Dakwah dalam praktiknya merupakan kegiatan yang sudah cukup tua, yaitu sejak adanya tugas dan fungsi yang harus di emban oleh manusia di belantara kehidupan dunia ini. Oleh sebab itu, eksistensi dakwah tidak dapat dipungkiri oleh siapa pun, karena kegiatan dakwah sebagai proses penyelamatan umat manusia dari berbagai persoalan yang merugikan kehidupannya, merupakan bagian dari tugas dan fungsi manusia  yang sudah direncanakan sejak awal penciptaan manusia sebagai khalifah fi al-ardh.
Menilik permasalahan tersebut, dakwah pada masyarakat desa poncoharjo kecamatan bonang kabupaten deemak menjadi prioritas untuk diselesaikan, dengan tujuan agar tercipta masyarakat yang baik (khoiru ummah).
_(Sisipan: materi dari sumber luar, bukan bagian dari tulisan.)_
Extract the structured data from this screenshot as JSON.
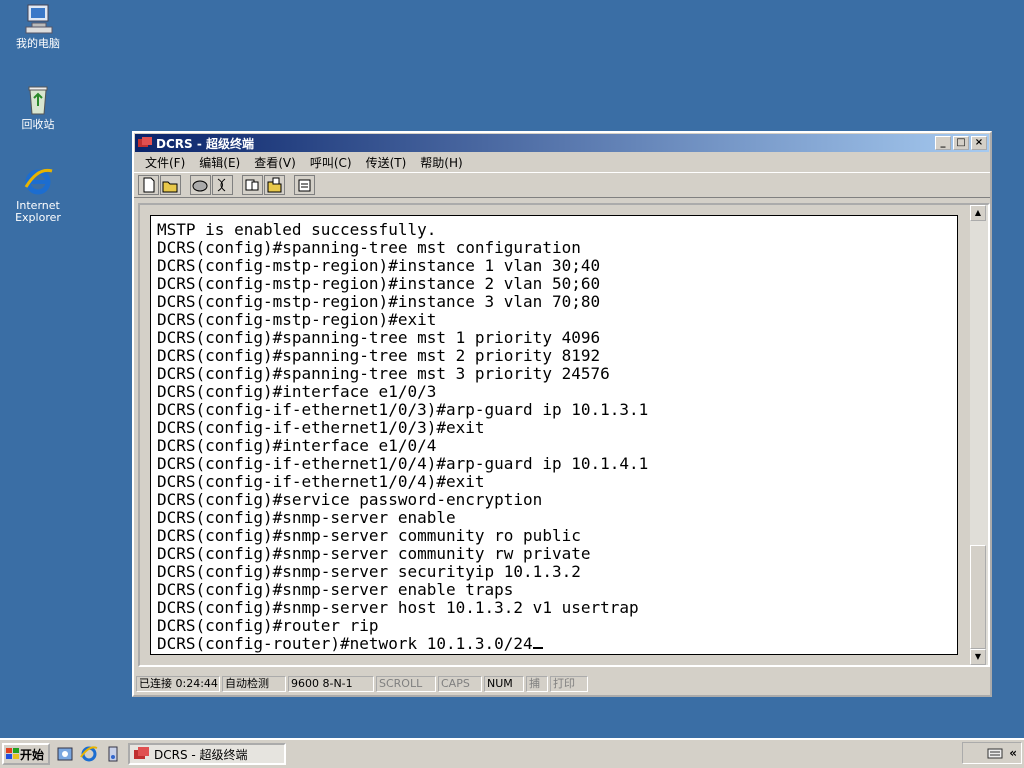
{
  "desktop": {
    "icons": [
      {
        "label": "我的电脑"
      },
      {
        "label": "回收站"
      },
      {
        "label1": "Internet",
        "label2": "Explorer"
      }
    ]
  },
  "window": {
    "title": "DCRS - 超级终端",
    "menu": [
      "文件(F)",
      "编辑(E)",
      "查看(V)",
      "呼叫(C)",
      "传送(T)",
      "帮助(H)"
    ],
    "terminal_lines": [
      "MSTP is enabled successfully.",
      "DCRS(config)#spanning-tree mst configuration",
      "DCRS(config-mstp-region)#instance 1 vlan 30;40",
      "DCRS(config-mstp-region)#instance 2 vlan 50;60",
      "DCRS(config-mstp-region)#instance 3 vlan 70;80",
      "DCRS(config-mstp-region)#exit",
      "DCRS(config)#spanning-tree mst 1 priority 4096",
      "DCRS(config)#spanning-tree mst 2 priority 8192",
      "DCRS(config)#spanning-tree mst 3 priority 24576",
      "DCRS(config)#interface e1/0/3",
      "DCRS(config-if-ethernet1/0/3)#arp-guard ip 10.1.3.1",
      "DCRS(config-if-ethernet1/0/3)#exit",
      "DCRS(config)#interface e1/0/4",
      "DCRS(config-if-ethernet1/0/4)#arp-guard ip 10.1.4.1",
      "DCRS(config-if-ethernet1/0/4)#exit",
      "DCRS(config)#service password-encryption",
      "DCRS(config)#snmp-server enable",
      "DCRS(config)#snmp-server community ro public",
      "DCRS(config)#snmp-server community rw private",
      "DCRS(config)#snmp-server securityip 10.1.3.2",
      "DCRS(config)#snmp-server enable traps",
      "DCRS(config)#snmp-server host 10.1.3.2 v1 usertrap",
      "DCRS(config)#router rip",
      "DCRS(config-router)#network 10.1.3.0/24"
    ],
    "status": {
      "connected": "已连接 0:24:44",
      "detect": "自动检测",
      "port": "9600 8-N-1",
      "scroll": "SCROLL",
      "caps": "CAPS",
      "num": "NUM",
      "capture": "捕",
      "print": "打印"
    }
  },
  "taskbar": {
    "start_label": "开始",
    "task_label": "DCRS - 超级终端"
  },
  "colors": {
    "desktop": "#3a6ea5",
    "title_start": "#0a246a",
    "title_end": "#a6caf0",
    "chrome": "#d4d0c8"
  }
}
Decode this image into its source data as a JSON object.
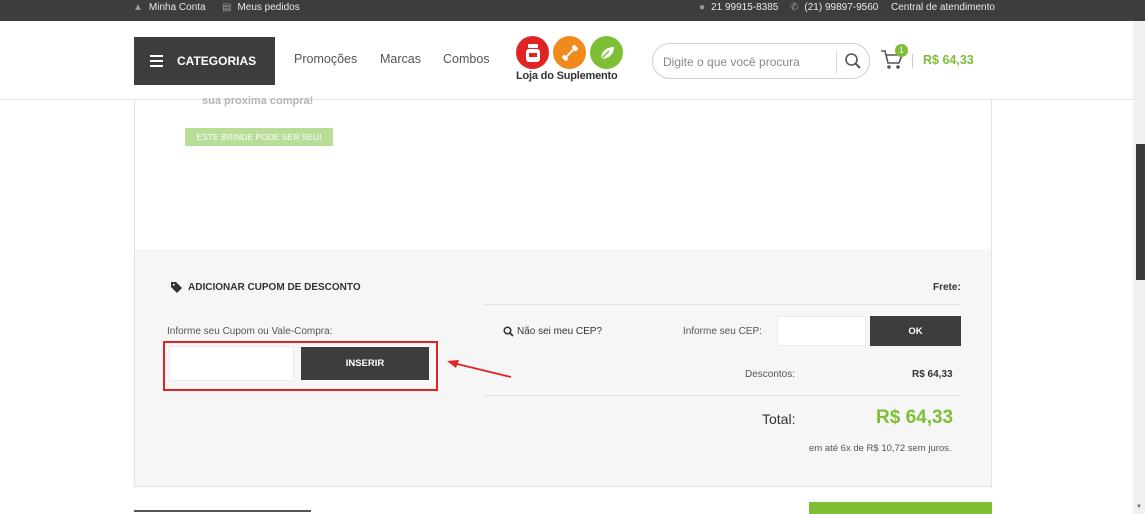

Maka dari itu sebagai mahasiswa fakultas dakwah yang akan terjun dalam berdakwah di masyarakat dan untuk mempersiapkan hal itu, saya melakukan observasi pada aspek dakwah di desa poncoharjo kecamatan bonang kabupaten demak.





B.     Rumusan Masalah

1.      Bagaimanakah masyarakat desa dan karakteristiknya ?
2.      Bagaimanakah kondisi sosial mayarakat desa poncoharjo kecamatan bonang kabupaten demak ?
3.      Apa saja yang menjadi hambatan dakwah mayarakat desa poncoharjo kecamatan bonang kabupaten demak ?
4.      Bagaimana strategi serta solusi dakwah yang tepat untuk mayarakat desa poncoharjo kecamatan bonang kabupaten demak ?

BAB II
LANDASAN TEORI
A.    Karakteristik masyarakat desa
1.      Masyarakat desa
Desa mungkin merupakan bentuk pemukiman terpenting yang tertua mempunyai tatanan atau aturan hidup tersendiri di dalam menata kehidupan para pemukim. Desa juga merupakan konsentrasi penduduk di satu tempat yang mempunyai berbagai kemudahan yang memungkinkan kehidupan satu masyarakat dapat berlangsung. Di berbagai tempat seperti di Afrika, hamper di seluruh Asia, Eropa dan Amerika Latin, desa merupakan bentuk pemukiman utama. (Smith dan Zopf,1970).[1]
Di sisi lain, dari segi perbendaharaan sejarah kata, atau secara etimologi kata desa berasal dari bahasa sangsekerta dari kata deshi artinya “tanah kelahiran” atau “tanah tumpah darah”. Selanjutnya dari kata desa itu, merupakan istilah yang menunjukkan “ suatu wilayah hukum di jawa pada umumnya” (Suetardjo, 1984:15). Kata yang hamper sama atau lebih kecil tingkatannya adalah “dusun, duku, atau kampong” atau sebutan yang lain lagi yang searti seperti gampong, hukum tua, wanua, dan lain sebagainya. [2] Secara epistimologi adalah suatu wilayah yang ditempati oleh sejumlah penduduk sebagai kesatuan masyarakat termasuk di dalamnya kesatuan masyarakat hukum yang mempunyai organisasi pemerntahan terendah langsung dibawah camat dan berhak menyelenggarakan rumah tangganya sendiri dalam ikatan Negara Kesatuan Republik Indonesia (C.S. Kansil)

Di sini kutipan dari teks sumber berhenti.